# Generation

## Setup

In [None]:
from google.colab import drive

drive.mount('/content/drive/')
%cd '/content/drive/My Drive/Deep Comedy/src'

Drive already mounted at /content/drive/; to attempt to forcibly remount, call drive.mount("/content/drive/", force_remount=True).
/content/drive/My Drive/Deep Comedy/src


In [None]:
import logging
import re
import time

import numpy as np
import tensorflow as tf

from masking import create_masks
from transformer import Transformer
from learning_rate_scheduler import CustomSchedule
from syllabification import syllabify, get_tokenizers

In [None]:
logging.getLogger('tensorflow').setLevel(logging.ERROR)  # suppress warnings

## Prepare the dataset

### Download and collect

Download the syllabified Divine Comedy text from [[1]](#asperti).

In [None]:
url = 'https://raw.githubusercontent.com/asperti/Dante/main'

names = ['inferno_syllnew.txt', 'purgatorio_syllnew.txt', 'paradiso_syllnew.txt']

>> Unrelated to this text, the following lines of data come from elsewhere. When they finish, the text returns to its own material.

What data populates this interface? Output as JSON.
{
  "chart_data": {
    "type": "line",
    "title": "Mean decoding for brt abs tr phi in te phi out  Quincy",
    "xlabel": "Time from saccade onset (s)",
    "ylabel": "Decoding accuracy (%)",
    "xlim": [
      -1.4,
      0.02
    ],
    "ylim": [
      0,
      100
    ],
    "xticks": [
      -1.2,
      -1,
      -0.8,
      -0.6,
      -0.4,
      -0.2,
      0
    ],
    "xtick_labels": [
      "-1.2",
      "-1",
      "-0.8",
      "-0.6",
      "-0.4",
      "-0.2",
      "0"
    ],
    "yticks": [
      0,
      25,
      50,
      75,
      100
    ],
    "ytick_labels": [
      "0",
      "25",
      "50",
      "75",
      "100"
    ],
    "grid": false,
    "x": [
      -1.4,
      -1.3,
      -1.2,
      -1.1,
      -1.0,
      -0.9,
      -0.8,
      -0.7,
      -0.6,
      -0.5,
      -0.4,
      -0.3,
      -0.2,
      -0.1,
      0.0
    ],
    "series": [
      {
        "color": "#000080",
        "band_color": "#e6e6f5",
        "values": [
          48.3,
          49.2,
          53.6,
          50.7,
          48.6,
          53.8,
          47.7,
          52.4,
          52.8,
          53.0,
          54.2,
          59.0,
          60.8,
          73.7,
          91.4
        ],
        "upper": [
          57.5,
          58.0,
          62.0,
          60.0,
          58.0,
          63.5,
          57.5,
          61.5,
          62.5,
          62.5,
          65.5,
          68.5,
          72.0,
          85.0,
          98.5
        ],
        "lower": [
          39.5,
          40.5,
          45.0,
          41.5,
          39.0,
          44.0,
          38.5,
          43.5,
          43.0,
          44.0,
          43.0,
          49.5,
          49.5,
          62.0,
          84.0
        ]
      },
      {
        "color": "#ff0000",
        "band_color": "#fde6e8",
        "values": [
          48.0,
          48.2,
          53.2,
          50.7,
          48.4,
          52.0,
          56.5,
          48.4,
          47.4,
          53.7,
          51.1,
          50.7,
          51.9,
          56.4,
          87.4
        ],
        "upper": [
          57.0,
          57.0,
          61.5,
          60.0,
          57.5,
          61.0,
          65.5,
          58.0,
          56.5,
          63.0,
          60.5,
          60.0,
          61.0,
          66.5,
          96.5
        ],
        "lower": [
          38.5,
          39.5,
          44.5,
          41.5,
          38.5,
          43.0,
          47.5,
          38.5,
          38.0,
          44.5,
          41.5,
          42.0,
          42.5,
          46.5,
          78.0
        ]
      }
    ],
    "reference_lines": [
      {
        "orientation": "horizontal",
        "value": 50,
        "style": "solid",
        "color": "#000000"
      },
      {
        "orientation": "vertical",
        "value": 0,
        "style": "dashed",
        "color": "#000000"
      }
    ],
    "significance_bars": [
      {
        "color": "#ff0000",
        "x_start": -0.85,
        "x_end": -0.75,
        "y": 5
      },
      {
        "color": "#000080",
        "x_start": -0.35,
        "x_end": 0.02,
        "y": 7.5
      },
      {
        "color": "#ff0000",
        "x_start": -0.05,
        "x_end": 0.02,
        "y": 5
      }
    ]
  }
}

paths = [tf.keras.utils.get_file(name, origin=f'{url}/{name}') for name in names]

Downloading data from https://raw.githubusercontent.com/asperti/Dante/main/inferno_syllnew.txt
Downloading data from https://raw.githubusercontent.com/asperti/Dante/main/purgatorio_syllnew.txt
Downloading data from https://raw.githubusercontent.com/asperti/Dante/main/paradiso_syllnew.txt


In [None]:
def cleanup(verse):
    verse = re.sub(r'[0-9]+', '', verse)  # remove verse numeration
    verse = re.sub(r'[!"(),-.:;?«»—‘“”]+', '', verse)  # remove "special" characters
    verse = verse.strip()
    return f'<v>{verse}|</v>'

> `<v>` and `</v>` are the **_begin-of-verse_** and **_end-of-verse_** tokens, respectively.

In [None]:
def collect_verses(path):
    with open(path) as f:
        # remove blank lines
        return [cleanup(line) for line in f if line != '\n']

In [None]:
verses = [verse for path in paths for verse in collect_verses(path)]

In [None]:
verse_inside_canto_count = 0

for i in range(len(verses)):
    if '•' in verses[i]:
        # current verse is a header:
        # put a </t> at the end of the previous verse,
        # which is the last verse of a canto,
        # and as such it will be considered as part
        # of a "special" single-verse tercet.
        if i != 0: 
            verses[i-1] = f'{verses[i-1]}|</t>'
        verse_inside_canto_count = 0  # reset when at the beginning of a new canto
    else:
        if verse_inside_canto_count % 3 == 0:
            # first verse of a tercet
            verses[i] = f'<t>|{verses[i]}'
        if verse_inside_canto_count % 3 == 2:
            # last verse of a tercet
            verses[i] = f'{verses[i]}|</t>'
        verse_inside_canto_count += 1

> `<t>` and `</t>` are the **_begin-of-tercet_** and **_end-of-tercet_** tokens, respectively.

In [None]:
# last verse of the whole Comedy has not been taken care of,
# since there is no header after it
verses[-1] = f'{verses[-1]}|</t>'

# remove headers
verses = [verse for verse in verses if '•' not in verse]

In [None]:
verses[:6]

['<t>|<v>|Nel |mez|zo |del |cam|min |di |no|stra |vi|ta|</v>',
 '<v>|mi |ri|tro|vai |per |u|na |sel|va o|scu|ra|</v>',
 '<v>|ché |la |di|rit|ta |via |e|ra |smar|ri|ta|</v>|</t>',
 '<t>|<v>|Ahi |quan|to a |dir |qual |e|ra è |co|sa |du|ra|</v>',
 '<v>|e|sta |sel|va |sel|vag|gia e |a|spra e |for|te|</v>',
 '<v>|che |nel |pen|sier |ri|no|va |la |pa|u|ra|</v>|</t>']

In [None]:
verses[132:139]

['<t>|<v>|che |tu |mi |me|ni |là |do|v’ or |di|ce|sti|</v>',
 '<v>|sì |ch’ io |veg|gia |la |por|ta |di |san |Pie|tro|</v>',
 '<v>|e |co|lor |cui |tu |fai |co|tan|to |me|sti|</v>|</t>',
 '<t>|<v>|Al|lor |si |mos|se e |io |li |ten|ni |die|tro|</v>|</t>',
 '<t>|<v>|Lo |gior|no |se |n’ an|da|va e |l’ ae|re |bru|no|</v>',
 '<v>|to|glie|va |li a|ni|mai |che |so|no in |ter|ra|</v>',
 '<v>|da |le |fa|ti|che |lo|ro e |io |sol |u|no|</v>|</t>']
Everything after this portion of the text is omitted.